2. Les principes géopolitiques sont comme la maxime morale selon Kant. Il faut toujours se demander à quoi ressemblerait le monde si, par hypothèse, on les universalisait. Et l’idée, en la circonstance, selon laquelle la Russie serait chez elle partout où l’on parle russe et, donc, dans cette partie orientale de l’Ukraine que l’on appelle le Donbass, suffirait, si elle était validée, à mettre l’Europe et le monde à feu et à sang. Quid, si l’on raisonnait ainsi, des Transylvains de Roumanie ? Des Catalans français ? Des trois communautés linguistiques qui composent la Suisse ? De cette « minorité wallonne » dont certains idéologues, à Moscou, soutiennent déjà qu’elle serait menacée de « génocide » ? Quid de cette partie de la Californie où l’on parle espagnol ? De la Grande-Bretagne qui fait langue commune avec l’Amérique ? Le nationalisme linguistique, sous Poutine non moins qu’à l’époque, en 1938, du rattachement des Allemands des Sudètes au IIIe Reich, est une boîte de Pandore.

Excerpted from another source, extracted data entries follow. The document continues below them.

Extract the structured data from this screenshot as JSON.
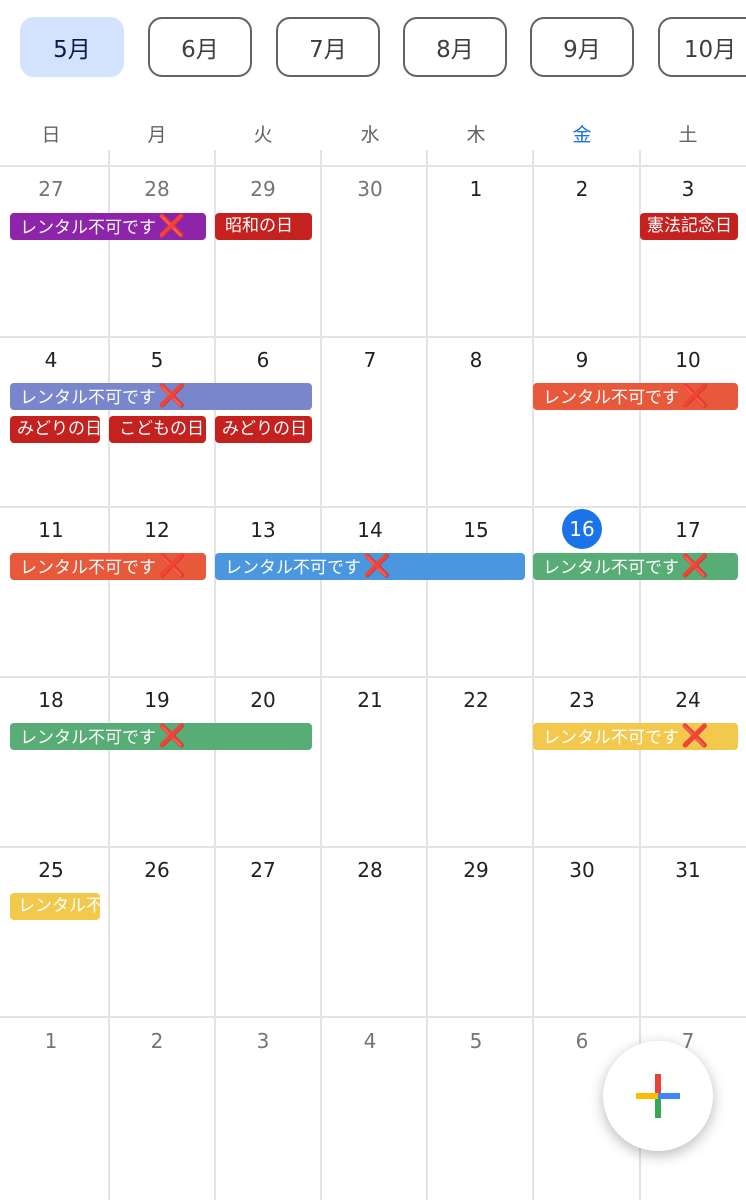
{
  "month_tabs": [
    "5月",
    "6月",
    "7月",
    "8月",
    "9月",
    "10月"
  ],
  "weekdays": [
    "日",
    "月",
    "火",
    "水",
    "木",
    "金",
    "土"
  ],
  "weeks": [
    [
      "27",
      "28",
      "29",
      "30",
      "1",
      "2",
      "3"
    ],
    [
      "4",
      "5",
      "6",
      "7",
      "8",
      "9",
      "10"
    ],
    [
      "11",
      "12",
      "13",
      "14",
      "15",
      "16",
      "17"
    ],
    [
      "18",
      "19",
      "20",
      "21",
      "22",
      "23",
      "24"
    ],
    [
      "25",
      "26",
      "27",
      "28",
      "29",
      "30",
      "31"
    ],
    [
      "1",
      "2",
      "3",
      "4",
      "5",
      "6",
      "7"
    ]
  ],
  "today": "16",
  "events": {
    "rental": "レンタル不可です",
    "rental_short": "レンタル不",
    "cross": "❌",
    "showa": "昭和の日",
    "kenpo": "憲法記念日",
    "midori": "みどりの日",
    "kodomo": "こどもの日",
    "midori2": "みどりの日"
  },
  "colors": {
    "purple": "#8e24aa",
    "red": "#d50000",
    "lavender": "#7986cb",
    "orange": "#f4511e",
    "blue": "#4a97e0",
    "green": "#57ad75",
    "yellow": "#f2c94c",
    "today_blue": "#1a73e8"
  },
  "fab": {
    "icon": "plus-icon"
  }
}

3. Et quant à l’argument ressassé, de Mélenchon à Zemmour et Le Pen, par les partisans, en France, de l’apaisement avec le Kremlin et selon lequel l’Ukraine ferait historiquement partie de la Russie, sur quoi repose-t-il ? Sur un sophisme : l’Ukraine qui, étymologiquement, en russe, veut dire « frontière », « territoire frontalier » ou « marche », n’aurait, dit-on, pas vraiment de nom – déduction qui, en toute logique, devrait aussi s’appliquer à cet autre pays innommé que sont… les États-Unis ! Sur une homonymie : la « Rus de Kiev », ce vaste territoire qui, au IXe siècle, englobait la Biélorussie, le nord de la Russie, le nord de l’Ukraine, et dont le nom indiquerait que Kiev est le berceau de la Russie – le procédé, ici, confine au tour de passe-passe puisque « Rus de Kiev » était alors l’appellation, non d’un État-nation russe évidemment inexistant, mais d’une sorte d’énorme comptoir scandinave… Et puis l’argumentaire repose enfin sur la réalité des mouvements de population dont l’ensemble de la région a été effectivement le théâtre : mais le moyen, alors, d’empêcher la Lituanie de revendiquer Smolensk ? la Pologne d’exciper de ses droits sur Lviv ? la Slovaquie d’envahir l’oblast de Transcarpatie ? la Moldavie de réclamer un morceau de Transnitrie ? et en quoi la Russie, ce pays qui n’a, encore une fois, jamais été un État-nation avant 1991, aurait-elle plus de titres que d’autres à faire valoir sur les terres libérées de l’ex-URSS ?

Poutine sait tout cela.

Il est parfaitement conscient qu’en menaçant d’attaquer l’Ukraine c’est l’Europe qu’il déstabilise.

Les Européens doivent s’y résoudre : avant d’être un partenaire, il est leur redoutable adversaire.